It isn’t unheard of for surgeons to write in big black permanent marker “THIS LEG” before operating on a patient — a small cost of pride compared to the full subtraction of a healthy limb. Now, scientists from Johns Hopkins University are trying to solve a similar, albeit more complex, breakdown in procedure: wrong-level spinal surgery.

The nature of spinal surgeries is such that even the most technically proficient radiologists can mistake one vertebra for those on either side of it. In a study published in Spine, researchers describe their new imaging software, LevelCheck, which helps surgeons supplement their existing level-counting strategies and avoid adding to the already underreported problem of wrong-level surgeries.

“It’s a looking problem,” Dr. Jeffrey Siewerdsen, lead author of the study and professor of biomedical engineering at JHU, told Medical Daily. “The vertebrae is so similar, just one on top of another. You count your way up, and there’s the potential for human error along the way.”

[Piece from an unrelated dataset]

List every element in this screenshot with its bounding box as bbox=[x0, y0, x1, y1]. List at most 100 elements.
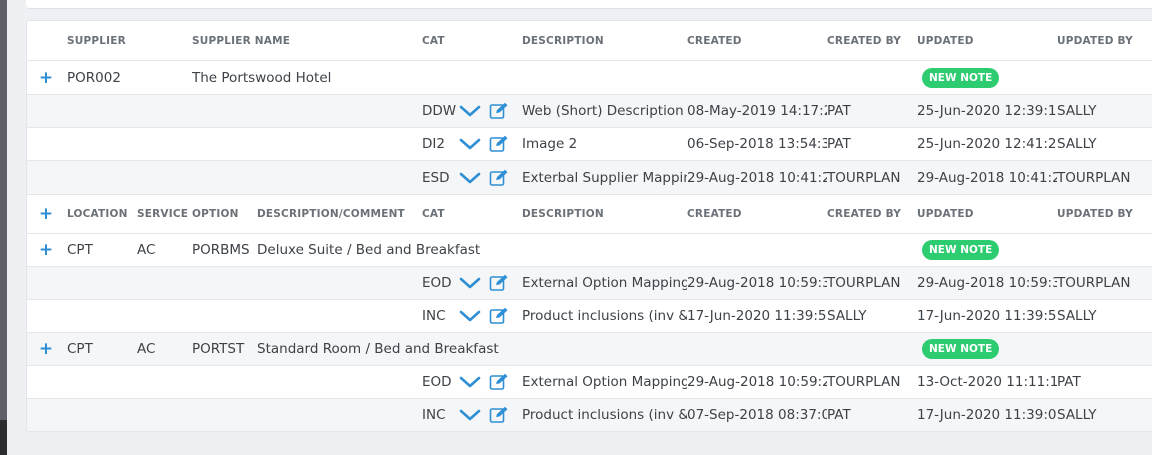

Current methods are frustrating at best and catastrophic at worst. If the surgeon is going in to do a spinal reconstruction — a relatively simple procedure, as far as spinal surgeries go — the worst he or she might do is extend the implant. “Maybe we meant for the construct of implants to span T10 to T11” — the 10th and 11th thoracic vertebrae — “and we see that we’re actually operating on T11 and T12,” Siewerdsen said, “so we say ‘OK, we’ll just extend the construct more than we originally intended.’ And the effect on the patient is probably very minor.”

But some cases, like those hoping to remove tumors, are more involved. Missing the target tissue could mean bringing a patient back in for surgery a second time. Or perhaps the stabilizing implants miss the weak points in the spine, so the patient doesn’t receive any additional benefit to the problem area. Getting hard data on these cases is tricky, Siewerdsen says, because it’s all self-reported, and many surgeons are reluctant to divulge mistakes. The best science can do in the future is simply to prevent them from happening.

LevelCheck tries to accomplish that goal. Siewerdsen and his colleagues worked on the technology based on pre- and intraoperative images of 20 patients. Tinkering with the image alignment, they found through 10,000 surgery simulations that the least amount of time the software needed to reach complete accuracy was 26 seconds.

Here’s how it works: First, the patient undergoes a CT or MRI scan before the operation, so the doctor can visualize where the problem lies. Then the 3D scan, replete with the surgeon’s notes, gets fed through a simple computer program that aligns the image with a 2D x-ray taken in the operating room. A green marker pinpoints the correct vertebrae and assigns a label that the surgeon can use as a reference all throughout surgery.

Siewerdsen says the algorithm behind LevelCheck can be easily applied to target other areas of the body. “There’s actually nothing magic about this algorithm for the spine,” he said. “The way it operates is just to register any information at all that is labeled in the patient’s pre-operative image” on the x-ray print-out, called a radiograph. In theory, the technology could also help brain surgeons target areas in the brain for tumor removal, assist pelvic reconstruction, or repair tissues in the extremities.

The team hopes to further develop LevelCheck to where the technology becomes a mainstay in surgeons’ normal procedure, alongside normal CT scans and x-rays. They’re currently testing it out on a larger sample of 200 patients inside the operating room in real-time, and checking how well it can maintain accuracy and safety. In the meantime, Siewerdsen says, clinical trials suggest a more basic, immediate benefit.

“It actually just helps [surgeons] go a little bit faster with a little less stress.”